Weisberg did not start in SaaS. She started writing software. A computer engineer by training - both her bachelor's and master's degrees from the University of Central Florida - her first role out of school was at Silicon Graphics, one of the defining workstations companies of the 1990s. Then FedEx, for a decade, where she wrote business applications and led test operations. The enterprise isn't glamorous territory. It is the kind of work where you learn what actually breaks, and why, and at what cost. It is the best possible education for someone who would later run a company whose entire product is making sure things don't break.

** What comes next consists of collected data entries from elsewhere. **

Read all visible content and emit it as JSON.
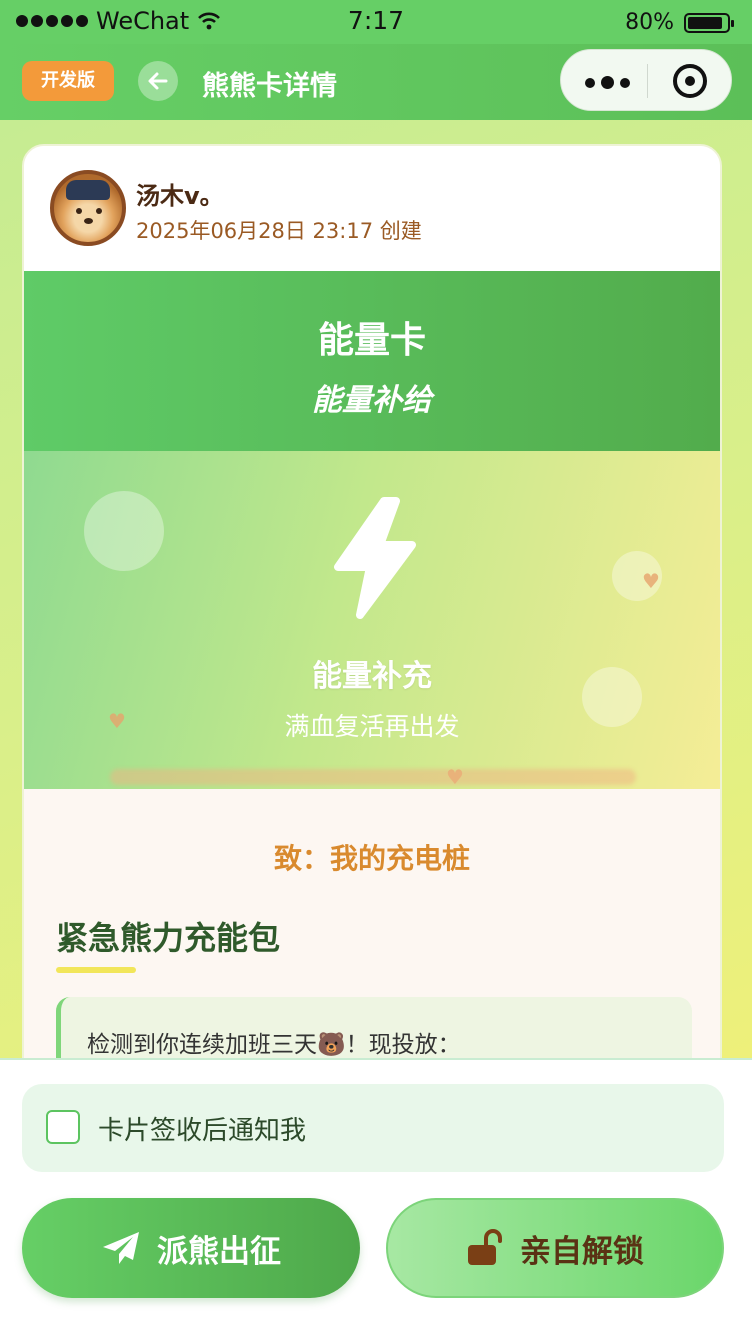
{
  "status_bar": {
    "carrier": "WeChat",
    "time": "7:17",
    "battery": "80%"
  },
  "nav": {
    "dev_tag": "开发版",
    "title": "熊熊卡详情"
  },
  "card": {
    "user_name": "汤木v。",
    "created": "2025年06月28日 23:17 创建",
    "banner_title": "能量卡",
    "banner_subtitle": "能量补给",
    "hero_title": "能量补充",
    "hero_subtitle": "满血复活再出发",
    "to_line": "致：我的充电桩",
    "section_title": "紧急熊力充能包",
    "message": "检测到你连续加班三天🐻！现投放："
  },
  "bottom": {
    "notify_label": "卡片签收后通知我",
    "send_button": "派熊出征",
    "unlock_button": "亲自解锁"
  },
  "colors": {
    "brand_green": "#66cf66",
    "dev_orange": "#f39a3a",
    "accent_orange": "#d98a2e"
  }
}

The pivot from large legacy enterprise to the startup world came through CA Technologies, where she spent over six years leading the Continuous Delivery Practice across North America - managing implementation of DevTest, Release Automation, and Test Data Manager tools. That role required her to straddle the technical and the commercial simultaneously: understanding enough about software pipelines to be credible with engineers, and enough about business value to be trusted by the executives signing the checks. Then CloudBees, the Jenkins enterprise, where she built the worldwide customer success operation and spoke at Grace Hopper Celebration in 2019 on how high-performing companies navigate digital transformation.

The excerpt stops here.